Current broadband data and maps "fail to accurately determine broadband access," Hurst said. "Farmers and ranchers ... must have access to fixed and mobile broadband to be more efficient, economical and responsive to environmental needs."
The upside to broadband, meanwhile, is significant. Hurst presented the committee with a Farm Bureau study showing that widespread broadband service could boost the agricultural economy by an estimated $64.5 billion.
Broadband connectivity allows equipment like cloud-connected planters, irrigators, tractors, and harvesters to automatically change application rates for seed, fertilizer and more. This improves sustainability by enabling farmers to apply less water, protect soil health and precisely plant seeds, which also helps farmers save money.

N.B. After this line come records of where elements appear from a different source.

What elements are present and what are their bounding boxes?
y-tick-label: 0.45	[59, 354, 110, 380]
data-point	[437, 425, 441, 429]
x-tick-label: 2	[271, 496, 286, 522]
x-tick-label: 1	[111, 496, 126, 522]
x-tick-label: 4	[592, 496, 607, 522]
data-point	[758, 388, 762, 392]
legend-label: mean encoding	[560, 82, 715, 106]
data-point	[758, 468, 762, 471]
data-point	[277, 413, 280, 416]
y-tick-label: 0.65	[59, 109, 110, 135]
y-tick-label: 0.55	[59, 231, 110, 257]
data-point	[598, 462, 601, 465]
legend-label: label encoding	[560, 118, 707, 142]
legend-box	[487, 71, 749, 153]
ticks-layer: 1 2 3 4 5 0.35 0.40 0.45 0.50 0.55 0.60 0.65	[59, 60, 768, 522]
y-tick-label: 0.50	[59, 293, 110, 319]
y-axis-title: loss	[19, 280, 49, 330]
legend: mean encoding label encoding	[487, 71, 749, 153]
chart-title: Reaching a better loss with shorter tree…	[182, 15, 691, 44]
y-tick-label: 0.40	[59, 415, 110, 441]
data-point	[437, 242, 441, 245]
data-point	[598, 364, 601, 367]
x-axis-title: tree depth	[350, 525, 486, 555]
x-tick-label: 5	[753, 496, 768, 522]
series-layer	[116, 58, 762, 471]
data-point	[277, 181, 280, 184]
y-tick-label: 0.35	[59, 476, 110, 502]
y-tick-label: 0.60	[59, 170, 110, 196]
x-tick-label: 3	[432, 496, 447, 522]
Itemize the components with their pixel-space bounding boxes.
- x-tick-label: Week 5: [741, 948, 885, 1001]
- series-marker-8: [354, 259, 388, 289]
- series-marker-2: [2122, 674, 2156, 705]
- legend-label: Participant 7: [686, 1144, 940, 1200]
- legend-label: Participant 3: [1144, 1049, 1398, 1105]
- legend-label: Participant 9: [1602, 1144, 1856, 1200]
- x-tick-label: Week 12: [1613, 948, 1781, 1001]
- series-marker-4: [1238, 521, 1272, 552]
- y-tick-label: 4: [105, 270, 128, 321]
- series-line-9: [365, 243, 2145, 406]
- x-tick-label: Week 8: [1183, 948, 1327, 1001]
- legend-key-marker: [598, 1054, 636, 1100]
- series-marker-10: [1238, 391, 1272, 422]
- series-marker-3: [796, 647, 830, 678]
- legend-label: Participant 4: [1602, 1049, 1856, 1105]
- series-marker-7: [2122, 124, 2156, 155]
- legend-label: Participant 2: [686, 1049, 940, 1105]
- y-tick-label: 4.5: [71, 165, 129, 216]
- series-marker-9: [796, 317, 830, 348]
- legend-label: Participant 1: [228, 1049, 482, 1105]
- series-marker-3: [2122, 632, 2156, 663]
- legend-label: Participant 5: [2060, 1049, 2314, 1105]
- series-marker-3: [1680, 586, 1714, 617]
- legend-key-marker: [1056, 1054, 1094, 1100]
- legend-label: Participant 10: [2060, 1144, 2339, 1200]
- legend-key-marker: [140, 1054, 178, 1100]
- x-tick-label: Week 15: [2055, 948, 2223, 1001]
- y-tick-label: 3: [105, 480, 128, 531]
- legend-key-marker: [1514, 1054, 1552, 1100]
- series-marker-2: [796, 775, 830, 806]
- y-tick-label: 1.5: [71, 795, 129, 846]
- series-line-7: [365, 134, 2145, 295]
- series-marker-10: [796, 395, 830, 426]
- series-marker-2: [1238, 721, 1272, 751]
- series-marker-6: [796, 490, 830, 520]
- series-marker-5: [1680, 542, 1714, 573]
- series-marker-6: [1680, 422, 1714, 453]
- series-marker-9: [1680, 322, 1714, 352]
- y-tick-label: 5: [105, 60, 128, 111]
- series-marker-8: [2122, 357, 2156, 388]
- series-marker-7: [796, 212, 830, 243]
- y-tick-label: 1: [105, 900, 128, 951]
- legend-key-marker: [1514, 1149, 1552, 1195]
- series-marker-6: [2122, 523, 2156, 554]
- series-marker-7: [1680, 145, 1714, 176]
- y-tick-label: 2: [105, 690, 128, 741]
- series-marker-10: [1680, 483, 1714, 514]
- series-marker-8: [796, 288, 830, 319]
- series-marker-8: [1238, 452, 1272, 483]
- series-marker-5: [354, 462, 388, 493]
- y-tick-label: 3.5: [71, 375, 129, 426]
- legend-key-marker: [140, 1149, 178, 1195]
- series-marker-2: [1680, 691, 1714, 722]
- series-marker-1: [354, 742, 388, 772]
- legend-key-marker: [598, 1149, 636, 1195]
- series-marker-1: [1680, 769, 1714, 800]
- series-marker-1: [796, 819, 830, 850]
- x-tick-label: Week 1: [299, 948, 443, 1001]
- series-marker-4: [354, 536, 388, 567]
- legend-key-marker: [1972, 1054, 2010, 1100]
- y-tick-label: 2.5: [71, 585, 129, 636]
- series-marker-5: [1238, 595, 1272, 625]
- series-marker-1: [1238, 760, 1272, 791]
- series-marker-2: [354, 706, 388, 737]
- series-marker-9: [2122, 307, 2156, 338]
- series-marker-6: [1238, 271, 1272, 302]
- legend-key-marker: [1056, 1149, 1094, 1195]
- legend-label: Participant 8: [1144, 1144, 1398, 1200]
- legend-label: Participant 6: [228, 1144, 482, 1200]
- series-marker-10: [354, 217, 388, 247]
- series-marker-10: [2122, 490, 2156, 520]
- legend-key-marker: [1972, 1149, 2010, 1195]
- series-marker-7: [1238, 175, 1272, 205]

"After we collect this data, we must transfer it from our machines to the company who writes our 'prescriptions,' share it with our partners who supply our seed, and eventually utilize it when making crop insurance and other business decisions," Hurst said. "Transferring this data, which is essential to the future success of every farmer, requires access to fast, reliable and affordable broadband."
Reliable broadband will also contribute to the health and welfare of animals, Hurst said. Digital connectivity is playing an increasingly important role in optimizing animal care.
"From monitoring feed usage and rations to scheduling delivery of animals, livestock farmers use broadband daily to improve the efficiency of their operations and ensure the health of their herds ...All the data collected can be compiled into production reports which help farmers make more informed decisions about their farm and ranch."